Para Fernanda Montenegro, “A Vida Invisível” é um filme “uterino, vaginal”

Representante do Brasil no Oscar, “A Vida Invisível”, de Karim Aïnouz, é um melodrama sobre o machismo e a vida de duas irmãs. Com Fernanda Montenegro e Gregório Duvivier

Uma das forças mais gigantes do teatro e do cinema nacional, a atriz Fernanda Montenegro, aos 90 anos, faz uma pequena, mas fundamental, participação em “A Vida Invisível”, de Karim Aïnouz. O longa-metragem, premiado no Festival de Cannes e representante brasileiro no Oscar 2019, estreia no dia 21 de novembro, mas ganha uma sessão de gala no Theatro Municipal de São Paulo durante a 43ª Mostra Internacional de Cinema.

A atriz indicada ao Oscar por Central do Brasil mostra vigor na coletiva de imprensa de A Vida Invisível e comenta a força do que chama de vocação, o chamado para ofício que por algum motivo a pessoa nasceu para fazer. “Às vezes um sistemas está contra nós, mas a gente insiste”, afirma. “Nessas circunstâncias, temos uma frente de filmes brasileiros de primeira”. Sem mencionar o governo Bolsonaro ou as ofensas que sofreu por parte do diretor da Funarte, ela complementa: “É a força da vocação e ninguém vai nos calar – por que é vital, eu estou viva, estou em um filme do Karim”.

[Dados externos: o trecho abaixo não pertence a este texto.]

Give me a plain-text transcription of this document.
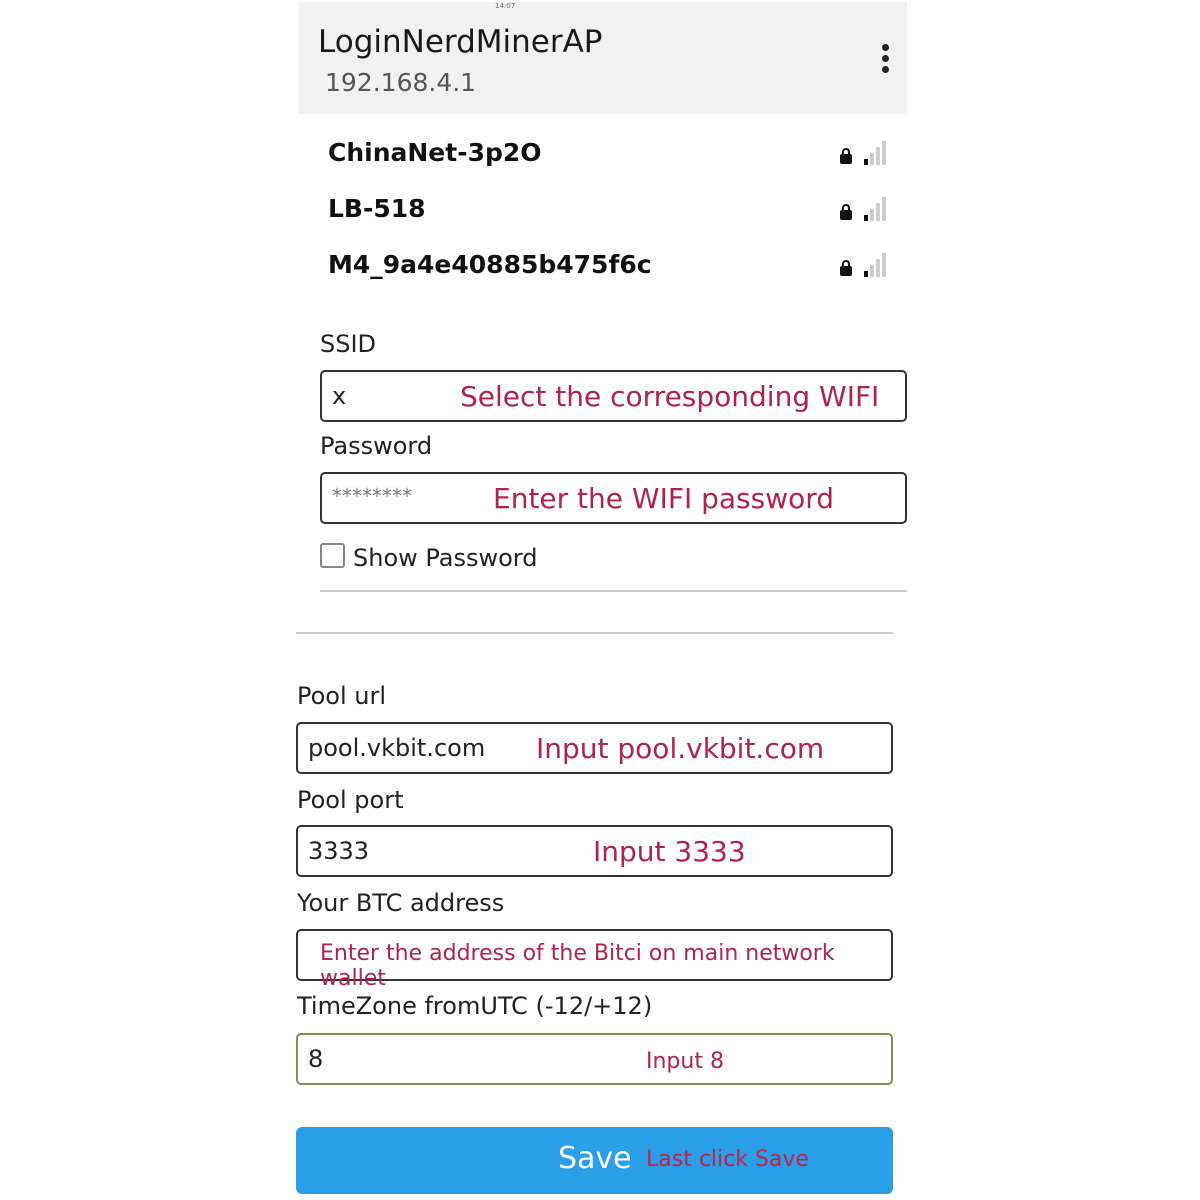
14:07
LoginNerdMinerAP
192.168.4.1
ChinaNet-3p2O
LB-518
M4_9a4e40885b475f6c
SSID
x	Select the corresponding WIFI
Password
********	Enter the WIFI password
Show Password
Pool url
pool.vkbit.com Input pool.vkbit.com
Pool port
3333	Input 3333
Your BTC address
Enter the address of the Bitci on main network wallet
TimeZone fromUTC (-12/+12)
8	Input 8
Save Last click Save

A vocação também está presente em A Vida Invisível, que conta a história de duas irmãs, Eurídice (Carol Duarte) e Guida (Julia Stockler), separadas por uma mentira de seu pai. “A grande tragédia da personagem é que ela se crucificou, se suicidou diante do processo da vida”, conta a atriz, que interpreta a protagonista Eurídice na velhice. “Acho que a vocação dela não foi tão absoluta a ponto de passar por cima”. Sua personagem sonhava em ser pianista e estudar em Viena, mas acabou afastada de seus sonhos para se dedicar ao casamento com Antenor (Gregorio Duvivier). “Eu interpreto o marido abusivo, desculpa a redundância”, afirmou o ator, arrancando risos dos jornalistas.

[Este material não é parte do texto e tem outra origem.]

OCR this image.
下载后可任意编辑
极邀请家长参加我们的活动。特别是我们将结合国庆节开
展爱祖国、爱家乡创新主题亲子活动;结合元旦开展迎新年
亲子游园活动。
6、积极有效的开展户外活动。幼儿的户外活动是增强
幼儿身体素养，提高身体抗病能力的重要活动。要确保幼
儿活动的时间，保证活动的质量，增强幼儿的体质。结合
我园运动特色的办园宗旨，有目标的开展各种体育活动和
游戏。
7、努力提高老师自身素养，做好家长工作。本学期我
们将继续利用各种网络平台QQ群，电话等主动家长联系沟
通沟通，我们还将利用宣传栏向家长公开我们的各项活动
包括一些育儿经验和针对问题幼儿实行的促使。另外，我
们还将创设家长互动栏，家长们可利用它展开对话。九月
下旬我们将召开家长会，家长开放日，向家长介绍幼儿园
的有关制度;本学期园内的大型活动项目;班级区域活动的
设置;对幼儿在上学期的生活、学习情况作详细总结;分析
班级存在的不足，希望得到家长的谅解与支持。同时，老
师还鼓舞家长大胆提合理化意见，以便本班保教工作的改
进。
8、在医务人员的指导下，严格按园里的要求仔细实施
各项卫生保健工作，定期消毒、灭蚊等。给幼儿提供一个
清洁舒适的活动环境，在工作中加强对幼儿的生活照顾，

Para Fernanda Montenegro, trata-se de um filme íntimo. “É uterino, vaginal”, declara. “É um filme que não é fácil de ver no cinema brasileiro”. Ao retratar duas mulheres vítimas dos costumes machistas da sociedade, o melodrama mergulha fundo no sofrimento e desesperança da personagem principal. “Não há didatismo, não há retórica”, explica. “Filme tem uma intensidade e uma interação do elenco e do roteiro que o que sai ali não é um discurso.”

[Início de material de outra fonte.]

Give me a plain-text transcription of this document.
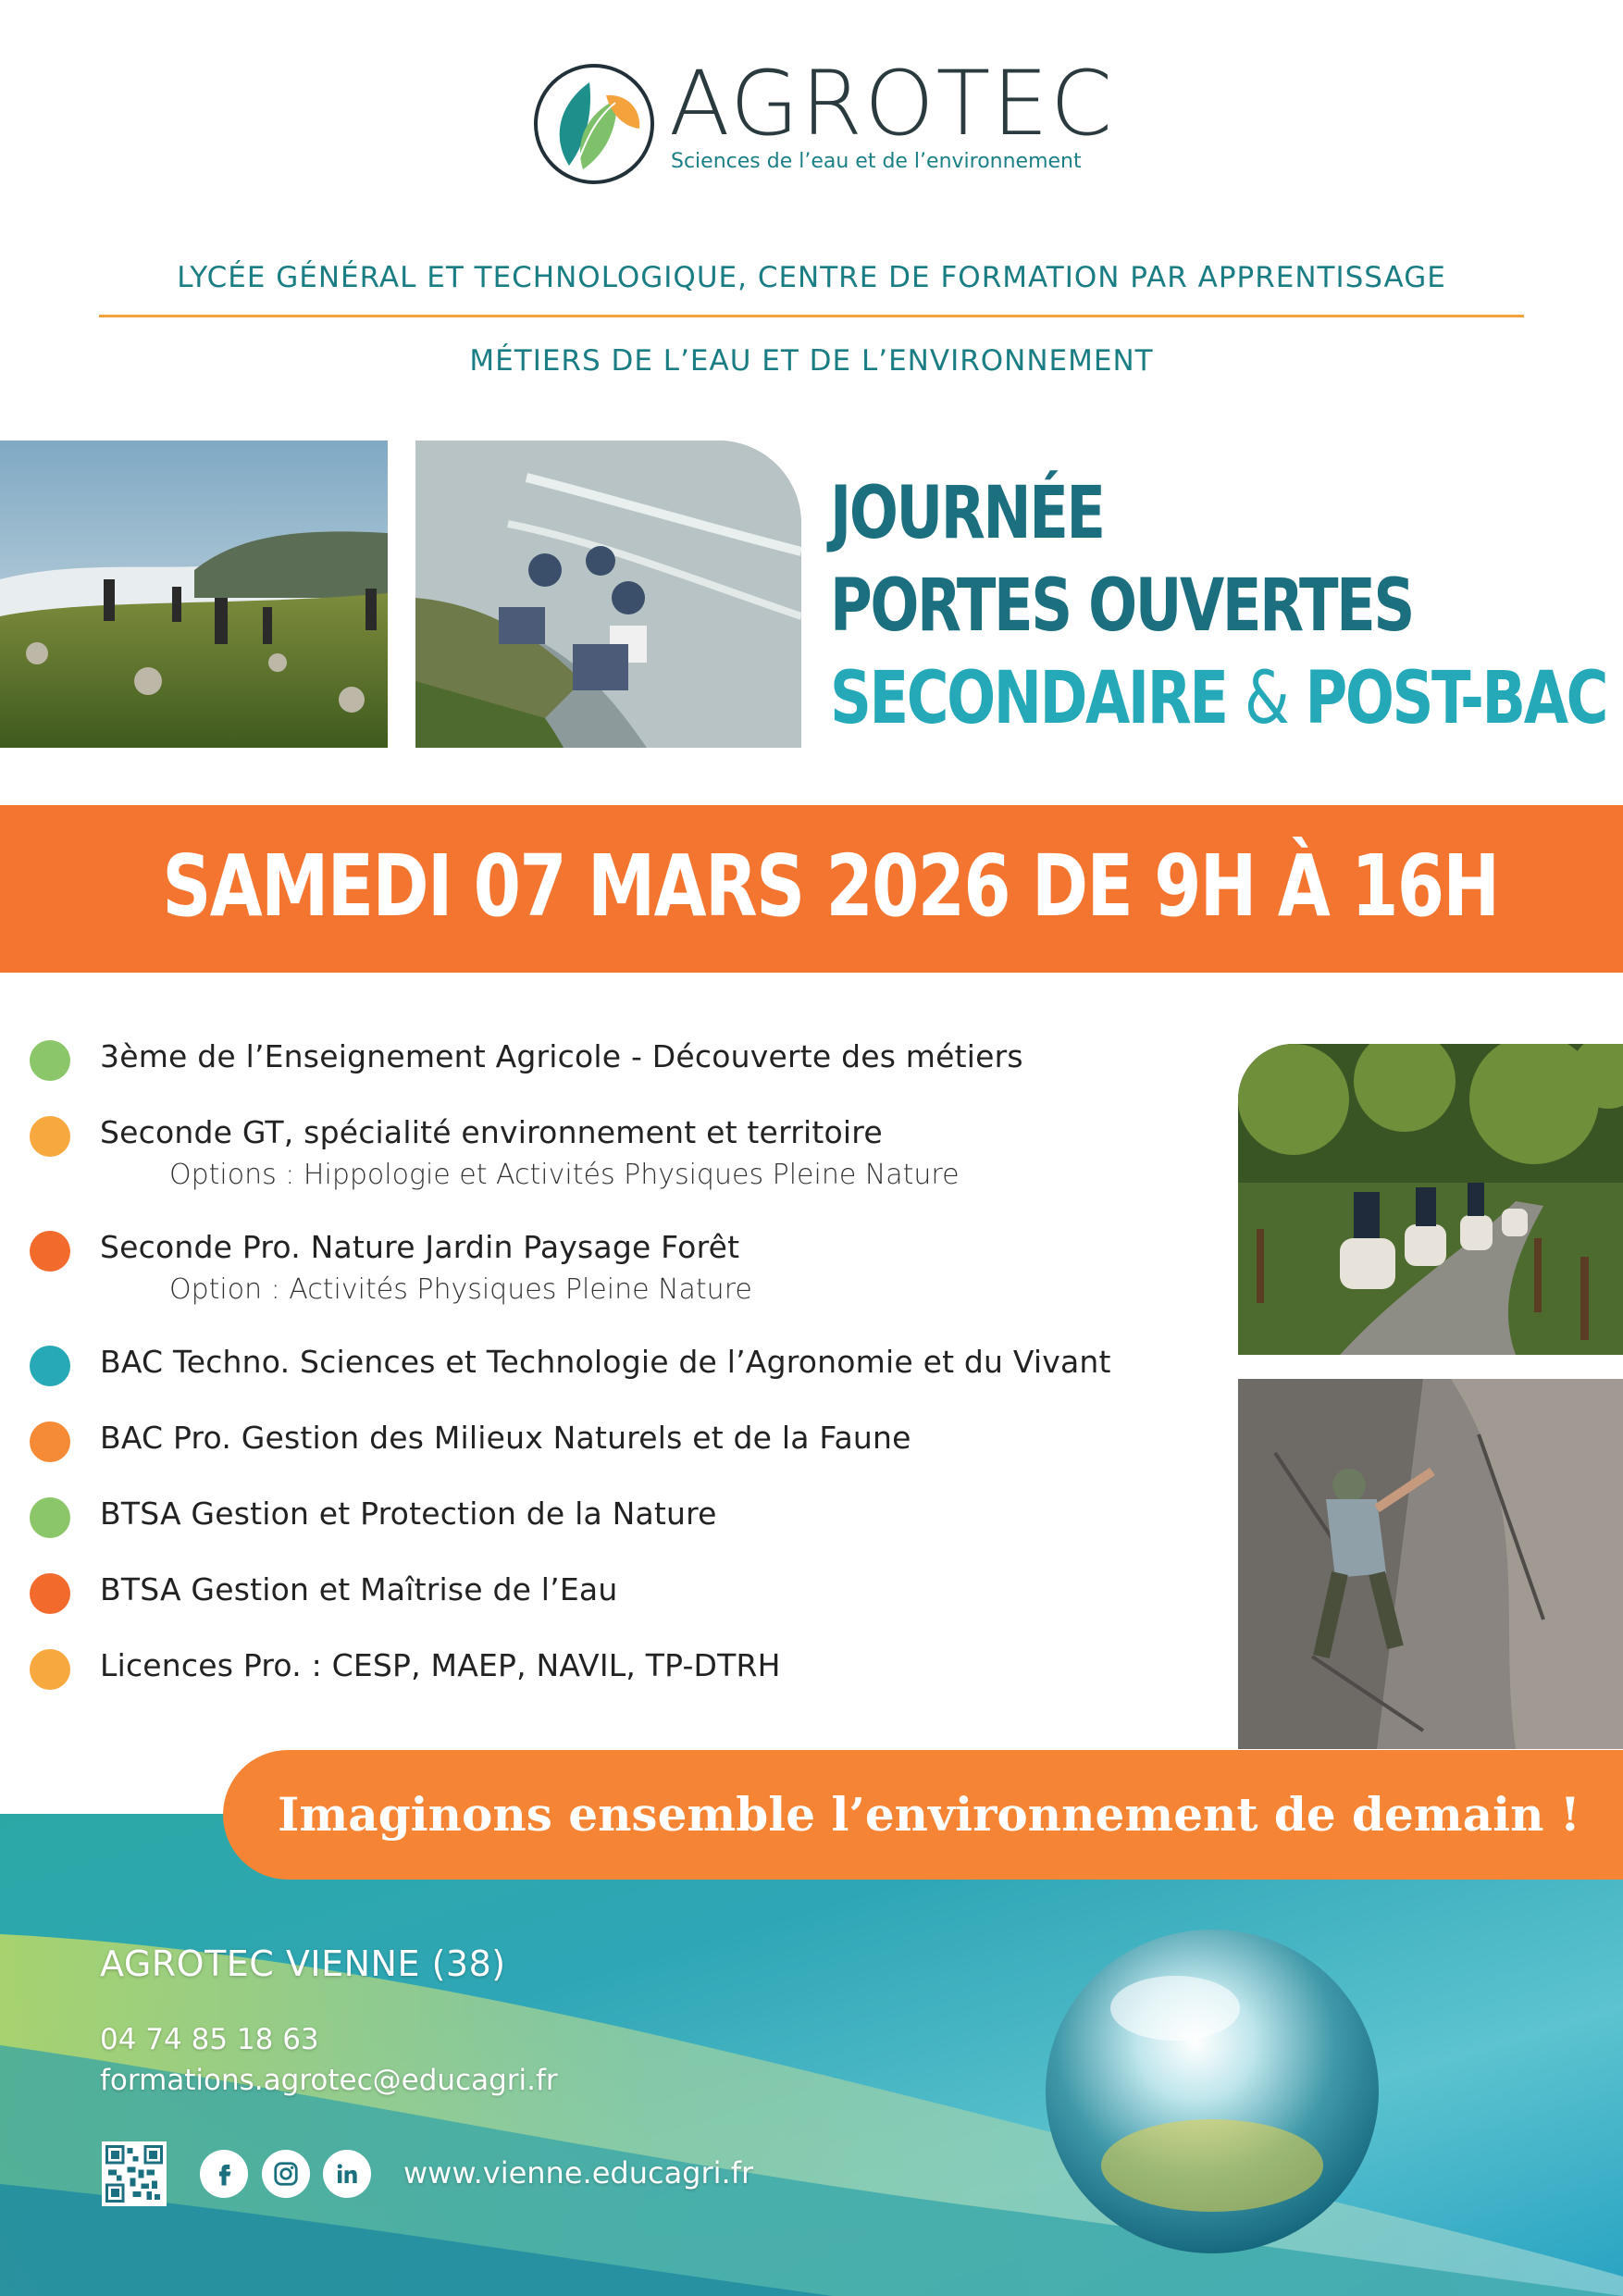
AGROTEC
Sciences de l’eau et de l’environnement
LYCÉE GÉNÉRAL ET TECHNOLOGIQUE, CENTRE DE FORMATION PAR APPRENTISSAGE
MÉTIERS DE L’EAU ET DE L’ENVIRONNEMENT
JOURNÉE
PORTES OUVERTES
SECONDAIRE & POST-BAC
SAMEDI 07 MARS 2026 DE 9H À 16H
3ème de l’Enseignement Agricole - Découverte des métiers
Seconde GT, spécialité environnement et territoire
Options : Hippologie et Activités Physiques Pleine Nature
Seconde Pro. Nature Jardin Paysage Forêt
Option : Activités Physiques Pleine Nature
BAC Techno. Sciences et Technologie de l’Agronomie et du Vivant
BAC Pro. Gestion des Milieux Naturels et de la Faune
BTSA Gestion et Protection de la Nature
BTSA Gestion et Maîtrise de l’Eau
Licences Pro. : CESP, MAEP, NAVIL, TP-DTRH
Imaginons ensemble l’environnement de demain !
AGROTEC VIENNE (38)
04 74 85 18 63
formations.agrotec@educagri.fr
www.vienne.educagri.fr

Baseado no romance de “A Vida Invisível de de Eurídice Gusmão”, de Martha Batalha, o longa-metragem é ambientado no Rio de Janeiro dos anos 1950. “Essa ambientação é muito importante, pois o filme fala sobre como as mulheres conseguiram conquistar tantas coisas e quão pouco os homens mudaram”, explica o diretor, fazendo um paralelo com os dias de hoje. Ele ressalta que a década de 1950 foi anterior a várias conquistas das mulheres, como a pílula anticoncepcional, o divórcio e a revolução sexual. “Esse não é um filme de época, é um filme sobre uma época”, ressalta Aïnouz, que nutre grande admiração por autores de melodrama, como os cineastas Douglas Sirk, R. W. Fassbinder e Todd Haynes, mas que nunca havia dirigido, de fato, um melodrama.

As duas protagonistas contaram um pouco sobre as suas personagens. Carol Duarte conta que a sua personagem trabalha no silêncio. ”Ela sofre uma violência muda”, afirma a atriz, que se inspirou no filme Uma mulher sob Influência, de John Cassavetes. “Como dou conta de dizer uma coisa que não está nas palavras?”. Ela, que nunca havia tocado um instrumento, destacou também o contato com a disciplina do piano, o segundo amor da vida de Eurídice. “O grande amor da vida dela foi a irmã”.

Julia Stockler conta que Gilda, a irmã de Eurídice, foi construída pensando na força de uma mulher que não tem medo das consequências. “Ela é uma revolução para mim”, declara. “Constrói outra ideia de família, é mãe solteira e trabalha em uma fábrica. Uma mulher sem medo”.